Oliver Ressler dokumentiert in seinen Arbeiten Aktionen des zivilen Ungehorsams gegen Umweltzerstörung. Ein extremes Werk ist jenes von Antonio Kutleša, der gezüchtete Feldheuschrecken mit Gewebe von ihm füttert, sie nach dem Tod trocknet und dann als Nahrung anbietet oder sie selbst isst – eine Auseinandersetzung mit alternativen Nahrungsquellen für eine ständig wachsende Weltbevölkerung.
Die Arbeit der kurdischen Künstlerin Fatoş İrwen, die drei Jahre als politische Aktivistin in einem türkischen Gefängnis inhaftiert war, zeigt: Wenn dem Menschen nichts mehr bleibt, greift er auf die Natur zurück. Sie sammelte auf ihren Ausgängen Gräser und Federn, gestaltete damit und sogar mit ihren eigenen Haaren und jenen ihrer Mitinhaftierten ihre Kunstwerke.

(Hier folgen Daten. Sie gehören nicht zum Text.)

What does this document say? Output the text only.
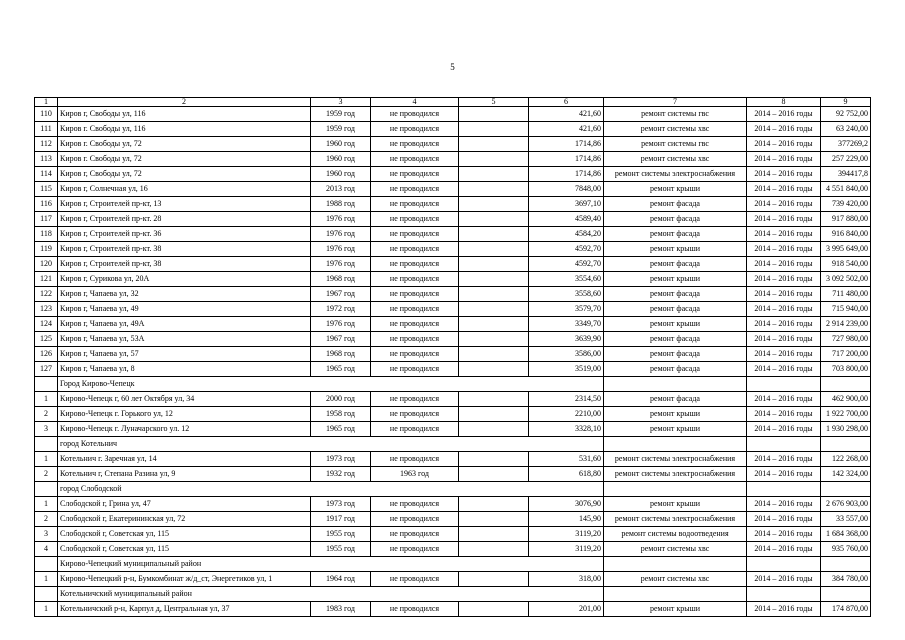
5
1	2	3	4	5	6	7	8	9
110	Киров г, Свободы ул, 116	1959 год	не проводился		421,60	ремонт системы гвс	2014 – 2016 годы	92 752,00
111	Киров г. Свободы ул, 116	1959 год	не проводился		421,60	ремонт системы хвс	2014 – 2016 годы	63 240,00
112	Киров г. Свободы ул, 72	1960 год	не проводился		1714,86	ремонт системы гвс	2014 – 2016 годы	377269,2
113	Киров г. Свободы ул, 72	1960 год	не проводился		1714,86	ремонт системы хвс	2014 – 2016 годы	257 229,00
114	Киров г, Свободы ул, 72	1960 год	не проводился		1714,86	ремонт системы электроснабжения	2014 – 2016 годы	394417,8
115	Киров г, Солнечная ул, 16	2013 год	не проводился		7848,00	ремонт крыши	2014 – 2016 годы	4 551 840,00
116	Киров г, Строителей пр-кт, 13	1988 год	не проводился		3697,10	ремонт фасада	2014 – 2016 годы	739 420,00
117	Киров г, Строителей пр-кт. 28	1976 год	не проводился		4589,40	ремонт фасада	2014 – 2016 годы	917 880,00
118	Киров г, Строителей пр-кт. 36	1976 год	не проводился		4584,20	ремонт фасада	2014 – 2016 годы	916 840,00
119	Киров г, Строителей пр-кт. 38	1976 год	не проводился		4592,70	ремонт крыши	2014 – 2016 годы	3 995 649,00
120	Киров г, Строителей пр-кт, 38	1976 год	не проводился		4592,70	ремонт фасада	2014 – 2016 годы	918 540,00
121	Киров г, Сурикова ул, 20А	1968 год	не проводился		3554,60	ремонт крыши	2014 – 2016 годы	3 092 502,00
122	Киров г, Чапаева ул, 32	1967 год	не проводился		3558,60	ремонт фасада	2014 – 2016 годы	711 480,00
123	Киров г, Чапаева ул, 49	1972 год	не проводился		3579,70	ремонт фасада	2014 – 2016 годы	715 940,00
124	Киров г, Чапаева ул, 49А	1976 год	не проводился		3349,70	ремонт крыши	2014 – 2016 годы	2 914 239,00
125	Киров г, Чапаева ул, 53А	1967 год	не проводился		3639,90	ремонт фасада	2014 – 2016 годы	727 980,00
126	Киров г, Чапаева ул, 57	1968 год	не проводился		3586,00	ремонт фасада	2014 – 2016 годы	717 200,00
127	Киров г, Чапаева ул, 8	1965 год	не проводился		3519,00	ремонт фасада	2014 – 2016 годы	703 800,00
	Город Кирово-Чепецк							
1	Кирово-Чепецк г, 60 лет Октября ул, 34	2000 год	не проводился		2314,50	ремонт фасада	2014 – 2016 годы	462 900,00
2	Кирово-Чепецк г. Горького ул, 12	1958 год	не проводился		2210,00	ремонт крыши	2014 – 2016 годы	1 922 700,00
3	Кирово-Чепецк г. Луначарского ул. 12	1965 год	не проводился		3328,10	ремонт крыши	2014 – 2016 годы	1 930 298,00
	город Котельнич							
1	Котельнич г. Заречная ул, 14	1973 год	не проводился		531,60	ремонт системы электроснабжения	2014 – 2016 годы	122 268,00
2	Котельнич г, Степана Разина ул, 9	1932 год	1963 год		618,80	ремонт системы электроснабжения	2014 – 2016 годы	142 324,00
	город Слободской							
1	Слободской г, Грина ул, 47	1973 год	не проводился		3076,90	ремонт крыши	2014 – 2016 годы	2 676 903,00
2	Слободской г, Екатерининская ул, 72	1917 год	не проводился		145,90	ремонт системы электроснабжения	2014 – 2016 годы	33 557,00
3	Слободской г, Советская ул, 115	1955 год	не проводился		3119,20	ремонт системы водоотведения	2014 – 2016 годы	1 684 368,00
4	Слободской г, Советская ул, 115	1955 год	не проводился		3119,20	ремонт системы хвс	2014 – 2016 годы	935 760,00
	Кирово-Чепецкий муниципальный район							
1	Кирово-Чепецкий р-н, Бумкомбинат ж/д_ст, Энергетиков ул, 1	1964 год	не проводился		318,00	ремонт системы хвс	2014 – 2016 годы	384 780,00
	Котельничский муниципальный район							
1	Котельничский р-н, Карпул д, Центральная ул, 37	1983 год	не проводился		201,00	ремонт крыши	2014 – 2016 годы	174 870,00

„Touch Nature“ führt eindringlich vor Augen, was der Mensch schon angerichtet hat, zeigt außerdem, wie vielseitig die künstlerische Auseinandersetzung mit der Klimakrise sein kann. Wer genau hinschaut, vermag auch einen Funken Hoffnung erkennen, einen zarten Blick auf die Schönheit im Kleinen und all das, was es nun zu bewahren gilt. Große Empfehlung.

„Auf der Schnellstraße zur Klimahölle“
Zum Hintergrund der Ausstellung erklärt Kuratorin Sabine Fellner den Begriff „Anthropozän“: „Darunter versteht man jenes Zeitalter, in dem der Mensch zu einem der wichtigsten Einflussfaktoren auf die biologischen, geologischen und atmosphärischen Prozesse auf der Erde geworden ist.“
Seit Mitte des 20. Jahrhunderts bemühe sich die Klimaforschung, die Weltöffentlichkeit und die politisch Verantwortlichen wachzurütteln und auf die gravierenden Veränderungen aufmerksam zu machen.
„Wir sind auf einer Schnellstraße zur Klimahölle und haben unseren Fuß noch immer auf dem Gaspedal“, kommentierte dazu UNO-Generalsekretär António Guterres 2022.
„Es ist die Hybris des Menschen, diese Einstellung: Wir stehen über allem und können manipulieren und eingreifen, wie es uns beliebt.“ Jetzt sei der Punkt gekommen, an dem dieses Handeln schmerzhafte Konsequenzen habe.
Brisantes Thema. In Krisenzeiten seien Akzente wichtig, die uns selbst motivieren: „Ich hoffe, dass die Ausstellung „Touch Nature“ viele Besucherinnen und Besucher findet. Es ist so ein brisantes Thema“, sagt dazu auch Christoph Thun-Hohenstein vom Außenministerium, und: „Wir sehen, dass die Natur zurückschlägt. Ich halte es da mit dem Künstler Friedensreich Hundertwasser, der vorgeschlagen hat, einen Friedensvertrag mit der Natur zu schließen.“
Missstände dokumentieren, Protest einlegen, Visionen entwickeln: Das seien die drei Stationen, so Kuratorin Fellner, die man von den Kunstschaffenden in der Ausstellung lernen könne.